We know that African Americans in the U.S. are a genetically diverse group of people from a wide range of diasporas, so this disparity is unlikely to be attributed to some genetic vulnerability, and blaming these communities' susceptibility to HIV on behavioral attitudes or practices has been heavily criticized by public health experts, practitioners, and researchers.
Much like the transmission of HIV, African American and Indigenous communities are carrying much of the burdens of COVID-19 and its negative effects on physical, mental, and economic health, and the highest rates of sickness and death.
Recently, the CDC has pointed to factors that may increase the risk that vulnerable populations might contract COVID-19 and even die from the disease.
These factors include housing precarity, wealth and wage disparities, gaps in healthcare access and utilization, and generalized discrimination.
Unsurprisingly, these factors also increase the risk of HIV transmission and death of AIDS-related complications.
Prisons across the U.S. already disproportionately holding impoverished Black and brown people have become hotspots for the transmission of COVID-19 and HIV.
Patterns of discrimination based on class, gender, and race exacerbate these vulnerabilities.
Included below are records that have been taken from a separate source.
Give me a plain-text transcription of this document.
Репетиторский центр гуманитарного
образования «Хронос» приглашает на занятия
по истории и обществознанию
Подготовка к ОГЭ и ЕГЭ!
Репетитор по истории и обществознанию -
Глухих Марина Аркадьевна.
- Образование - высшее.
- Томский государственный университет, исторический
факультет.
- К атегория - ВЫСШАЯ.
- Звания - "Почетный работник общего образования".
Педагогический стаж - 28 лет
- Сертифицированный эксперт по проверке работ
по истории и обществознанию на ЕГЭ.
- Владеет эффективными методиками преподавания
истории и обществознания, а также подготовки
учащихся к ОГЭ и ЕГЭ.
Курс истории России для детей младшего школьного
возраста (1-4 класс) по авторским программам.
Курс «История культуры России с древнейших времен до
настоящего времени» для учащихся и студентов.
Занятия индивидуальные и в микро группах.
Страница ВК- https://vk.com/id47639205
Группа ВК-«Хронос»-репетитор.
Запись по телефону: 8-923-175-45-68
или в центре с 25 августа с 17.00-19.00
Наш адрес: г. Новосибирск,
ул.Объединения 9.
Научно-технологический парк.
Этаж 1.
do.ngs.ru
In-group racism and class segregation among gay men keep rates of transmission high within tightly knit and disadvantaged networks.
According to activist Peter Staley, ACT UP's membership consisted of 80% white gay men and lesbians, so with the diminishing urgent political needs to address HIV/AIDS moving out of these communities, local chapters of ACT UP and their political actions dissipated.
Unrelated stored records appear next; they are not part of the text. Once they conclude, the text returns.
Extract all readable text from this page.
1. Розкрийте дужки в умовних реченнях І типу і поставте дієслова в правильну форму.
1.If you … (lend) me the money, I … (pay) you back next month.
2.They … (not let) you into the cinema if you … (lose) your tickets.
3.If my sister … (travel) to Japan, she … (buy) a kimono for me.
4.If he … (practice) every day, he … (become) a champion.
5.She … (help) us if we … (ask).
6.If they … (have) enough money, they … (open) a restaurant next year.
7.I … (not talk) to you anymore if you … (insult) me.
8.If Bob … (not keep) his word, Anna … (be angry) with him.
Inside Black communities, political scientist Cathy Cohen has observed a pattern of advanced marginalization, where political groups and community leaders often eschewed issues concerning HIV/AIDS during the AIDS crisis in the fear that stigmatized individuals would come to represent the whole community, undermining what little political leverage or power these communities possessed.
But people have the political will to survive.
Groups like the Minority AIDS Coalition and ACT UP Philly and organizations like the Black AIDS Institute continue to fight for access, treatment, and better conditions for minorities and vulnerable populations living with HIV now.
Before the COVID-19 crisis, groups would provide educational materials about HIV/AIDS and prophylactics at ballroom competitions and clubs, spaces where anthropologist Jafari Allen notes Black queer people can "get our lives "and protect our lives and those of our friends, family, and children."
ACT UP Philly has even turned its attention to the COVID-19 crisis, staging a funeral procession with a hearse that stopped in front of a local official's house to protest a homeless man's COVID-19-related death in May 2020.
So, in times of health crises like these, history can tell us something about how others have survived through mass political action, community outreach, and even individual gestures of kindness.